Example, one i have been telling lately: Okay, you get that we were not popular in town-- the feelings about us ranged from hate to ridicule, with occassional goodwill thrown in. We had a store in town and lived two blocks down Main Street (Masontown). Please note, Main Street, "Main"--so we lived on a popular route to and from town and school and the coal mines down the hill. We would go through our day, church, school, working in the store, dinner-- in a kind of emotional cocoon that protected us from the forces around us. On summer nights, much like this one, we congregated on the front porch, usually all 9 of us (although my sitti didn't sing) and we sang, acapella, out loud, from my mother's book named "Two Hundred Popular Songs." Please don't imagine the Von Trapp Family, we really can't sing, except for my brother Jean, and we'd do all the verses of "Bye Bye Blackbird," "Love is a Many Splendored Thing," and "Comin' Thru the Rye." It was a joyful time, together, some of us on the squeaky glider, others on chairs brought in from the inside; my brothers hanging off the railing of the porch.

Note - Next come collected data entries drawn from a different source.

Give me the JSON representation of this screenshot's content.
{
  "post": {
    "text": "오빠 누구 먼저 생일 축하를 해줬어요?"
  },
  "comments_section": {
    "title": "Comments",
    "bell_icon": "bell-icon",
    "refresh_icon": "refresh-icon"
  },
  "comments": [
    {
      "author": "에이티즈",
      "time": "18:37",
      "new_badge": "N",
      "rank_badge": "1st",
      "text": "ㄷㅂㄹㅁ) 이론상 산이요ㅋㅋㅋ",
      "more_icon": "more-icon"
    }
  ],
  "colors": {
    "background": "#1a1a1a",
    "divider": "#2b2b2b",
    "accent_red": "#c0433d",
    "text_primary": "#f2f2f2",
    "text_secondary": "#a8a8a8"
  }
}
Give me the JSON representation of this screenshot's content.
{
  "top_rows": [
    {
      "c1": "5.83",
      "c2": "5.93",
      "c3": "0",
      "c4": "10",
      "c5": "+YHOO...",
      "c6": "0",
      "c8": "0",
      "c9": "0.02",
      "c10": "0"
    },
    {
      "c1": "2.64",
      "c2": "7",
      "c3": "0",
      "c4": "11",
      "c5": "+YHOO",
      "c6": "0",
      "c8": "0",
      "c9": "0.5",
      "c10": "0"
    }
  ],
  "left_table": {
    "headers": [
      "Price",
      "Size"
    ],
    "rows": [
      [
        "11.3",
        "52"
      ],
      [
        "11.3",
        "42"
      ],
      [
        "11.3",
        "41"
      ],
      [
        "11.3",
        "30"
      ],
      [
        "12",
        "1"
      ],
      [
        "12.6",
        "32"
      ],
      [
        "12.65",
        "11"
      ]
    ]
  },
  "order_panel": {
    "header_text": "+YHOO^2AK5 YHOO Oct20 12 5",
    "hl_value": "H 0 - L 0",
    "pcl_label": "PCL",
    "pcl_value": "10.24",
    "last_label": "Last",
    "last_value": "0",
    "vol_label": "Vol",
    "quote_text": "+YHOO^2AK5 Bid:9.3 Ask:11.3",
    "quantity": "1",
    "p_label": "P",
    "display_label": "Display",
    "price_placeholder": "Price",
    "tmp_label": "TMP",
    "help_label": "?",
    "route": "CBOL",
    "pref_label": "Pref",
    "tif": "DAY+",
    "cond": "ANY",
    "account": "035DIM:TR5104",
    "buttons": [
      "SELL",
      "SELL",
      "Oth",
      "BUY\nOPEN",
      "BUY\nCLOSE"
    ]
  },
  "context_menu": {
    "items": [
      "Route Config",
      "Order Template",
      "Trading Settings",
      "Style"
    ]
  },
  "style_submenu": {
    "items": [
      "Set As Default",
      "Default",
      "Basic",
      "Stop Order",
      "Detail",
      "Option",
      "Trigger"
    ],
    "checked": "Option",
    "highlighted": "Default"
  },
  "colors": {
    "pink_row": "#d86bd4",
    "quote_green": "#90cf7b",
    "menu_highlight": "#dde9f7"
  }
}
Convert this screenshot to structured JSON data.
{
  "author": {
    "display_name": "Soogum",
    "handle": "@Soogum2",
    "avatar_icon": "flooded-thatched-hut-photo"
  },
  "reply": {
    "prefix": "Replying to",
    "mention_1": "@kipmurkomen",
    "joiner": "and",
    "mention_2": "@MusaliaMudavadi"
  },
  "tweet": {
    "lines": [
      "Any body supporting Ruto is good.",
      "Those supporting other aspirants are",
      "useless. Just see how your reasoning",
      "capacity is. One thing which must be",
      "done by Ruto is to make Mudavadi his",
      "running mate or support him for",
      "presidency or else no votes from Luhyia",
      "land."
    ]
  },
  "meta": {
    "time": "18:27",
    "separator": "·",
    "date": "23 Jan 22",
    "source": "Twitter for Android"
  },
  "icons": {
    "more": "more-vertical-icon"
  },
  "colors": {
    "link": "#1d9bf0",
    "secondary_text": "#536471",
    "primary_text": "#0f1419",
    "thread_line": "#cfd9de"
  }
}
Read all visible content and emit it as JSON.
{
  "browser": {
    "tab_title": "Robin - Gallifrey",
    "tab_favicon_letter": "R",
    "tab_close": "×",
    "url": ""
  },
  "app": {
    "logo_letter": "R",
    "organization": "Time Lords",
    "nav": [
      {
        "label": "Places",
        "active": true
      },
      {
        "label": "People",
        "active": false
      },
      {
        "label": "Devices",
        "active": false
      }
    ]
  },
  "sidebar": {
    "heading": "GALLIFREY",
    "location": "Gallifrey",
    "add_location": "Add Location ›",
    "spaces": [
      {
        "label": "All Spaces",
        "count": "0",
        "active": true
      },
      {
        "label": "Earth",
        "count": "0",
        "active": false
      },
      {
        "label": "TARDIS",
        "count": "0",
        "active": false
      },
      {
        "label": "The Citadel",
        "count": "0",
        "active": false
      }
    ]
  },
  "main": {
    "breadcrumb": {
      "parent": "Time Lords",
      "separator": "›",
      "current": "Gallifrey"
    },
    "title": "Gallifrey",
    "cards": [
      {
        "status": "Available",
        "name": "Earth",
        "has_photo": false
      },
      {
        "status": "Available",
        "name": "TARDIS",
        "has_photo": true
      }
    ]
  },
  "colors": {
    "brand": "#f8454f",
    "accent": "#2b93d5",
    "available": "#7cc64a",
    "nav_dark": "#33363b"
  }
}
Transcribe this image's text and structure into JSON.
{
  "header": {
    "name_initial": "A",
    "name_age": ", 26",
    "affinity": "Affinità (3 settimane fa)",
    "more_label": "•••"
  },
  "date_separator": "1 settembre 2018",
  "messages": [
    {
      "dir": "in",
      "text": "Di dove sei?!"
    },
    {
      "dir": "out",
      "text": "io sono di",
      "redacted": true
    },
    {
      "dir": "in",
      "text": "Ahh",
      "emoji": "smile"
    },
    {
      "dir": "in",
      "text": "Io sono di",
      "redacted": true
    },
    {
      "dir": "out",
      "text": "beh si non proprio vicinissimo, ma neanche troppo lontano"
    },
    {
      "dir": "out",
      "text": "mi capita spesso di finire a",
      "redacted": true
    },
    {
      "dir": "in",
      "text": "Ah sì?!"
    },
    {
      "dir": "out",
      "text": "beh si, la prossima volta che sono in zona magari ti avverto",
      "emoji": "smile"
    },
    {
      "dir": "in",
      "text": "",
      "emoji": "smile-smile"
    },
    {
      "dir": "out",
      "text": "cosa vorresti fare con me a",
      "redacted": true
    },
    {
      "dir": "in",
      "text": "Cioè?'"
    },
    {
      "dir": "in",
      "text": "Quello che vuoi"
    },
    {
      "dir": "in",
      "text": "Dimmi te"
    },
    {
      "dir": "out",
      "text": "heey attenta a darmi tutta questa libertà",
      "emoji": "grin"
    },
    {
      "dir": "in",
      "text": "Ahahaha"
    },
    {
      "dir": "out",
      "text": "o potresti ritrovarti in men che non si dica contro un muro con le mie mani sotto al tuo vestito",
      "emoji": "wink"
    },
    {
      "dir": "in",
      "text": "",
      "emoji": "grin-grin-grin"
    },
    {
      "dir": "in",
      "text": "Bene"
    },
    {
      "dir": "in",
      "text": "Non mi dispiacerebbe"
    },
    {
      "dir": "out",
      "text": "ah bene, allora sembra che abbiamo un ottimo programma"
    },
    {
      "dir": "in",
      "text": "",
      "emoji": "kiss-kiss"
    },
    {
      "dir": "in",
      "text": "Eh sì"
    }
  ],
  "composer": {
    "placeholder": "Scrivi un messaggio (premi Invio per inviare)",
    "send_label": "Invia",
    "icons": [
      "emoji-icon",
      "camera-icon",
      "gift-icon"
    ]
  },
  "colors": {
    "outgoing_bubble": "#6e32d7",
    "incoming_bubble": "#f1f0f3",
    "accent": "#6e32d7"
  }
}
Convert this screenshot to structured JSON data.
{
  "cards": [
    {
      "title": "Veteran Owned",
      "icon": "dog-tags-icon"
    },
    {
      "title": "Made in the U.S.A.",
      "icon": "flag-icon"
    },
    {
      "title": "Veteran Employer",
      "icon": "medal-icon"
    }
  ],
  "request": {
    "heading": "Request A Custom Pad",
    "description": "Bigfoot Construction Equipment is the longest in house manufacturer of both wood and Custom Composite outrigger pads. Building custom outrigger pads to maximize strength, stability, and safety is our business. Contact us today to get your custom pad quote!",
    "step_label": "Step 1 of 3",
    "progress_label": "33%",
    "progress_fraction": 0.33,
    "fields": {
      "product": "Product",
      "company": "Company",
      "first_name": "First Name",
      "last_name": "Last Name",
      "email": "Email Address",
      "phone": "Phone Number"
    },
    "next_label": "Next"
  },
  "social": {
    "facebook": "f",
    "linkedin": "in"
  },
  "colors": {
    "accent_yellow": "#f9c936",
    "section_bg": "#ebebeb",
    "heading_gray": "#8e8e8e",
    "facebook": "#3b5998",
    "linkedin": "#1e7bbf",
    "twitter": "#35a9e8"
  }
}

Not for one minute did we step back and wonder how our neighbors and the folks going up and down Main Street regarded this activity. Already we were foreign, odd, and often overdressed. Now we took it upon ourselves to serenade everyone on the west side of town. "Misty," "Just in Time," selections from "South Pacific." Our fellow citizens were tucked in the livingrooms of the larger, nicer houses, hynotized by the blue light of Peyton Place and the Twilight Zone. We just didn't care; we wanted to sing and so we did.
When i recall this custom of my family, the picture of the past shifts from the grey mist of pain and prejudice to a glowy kind of orange that makes me think I missed large parts of what actually went on. Understand I am not dismissing the key moments of having my name changed or being harrassed at borders, even before it was common to be harrassed at borders. The stories do not end there. I want more
So now I am mining my life for those moments, the sweet, absurd, funny moments--that don't include hybridity or exile, that probably will never be the focal point of a dissertation or the basis for an invitation to be on a panel called "Crossing Borders." But i have to let it have a place in my history, in my memory and in my insides.
Maybe it's a function of age--to sweeten the memories, to look kindly on the past, but I think it's about time. To kick back, think about my irony, to even look for silliness and to sing an old song, out on the porch.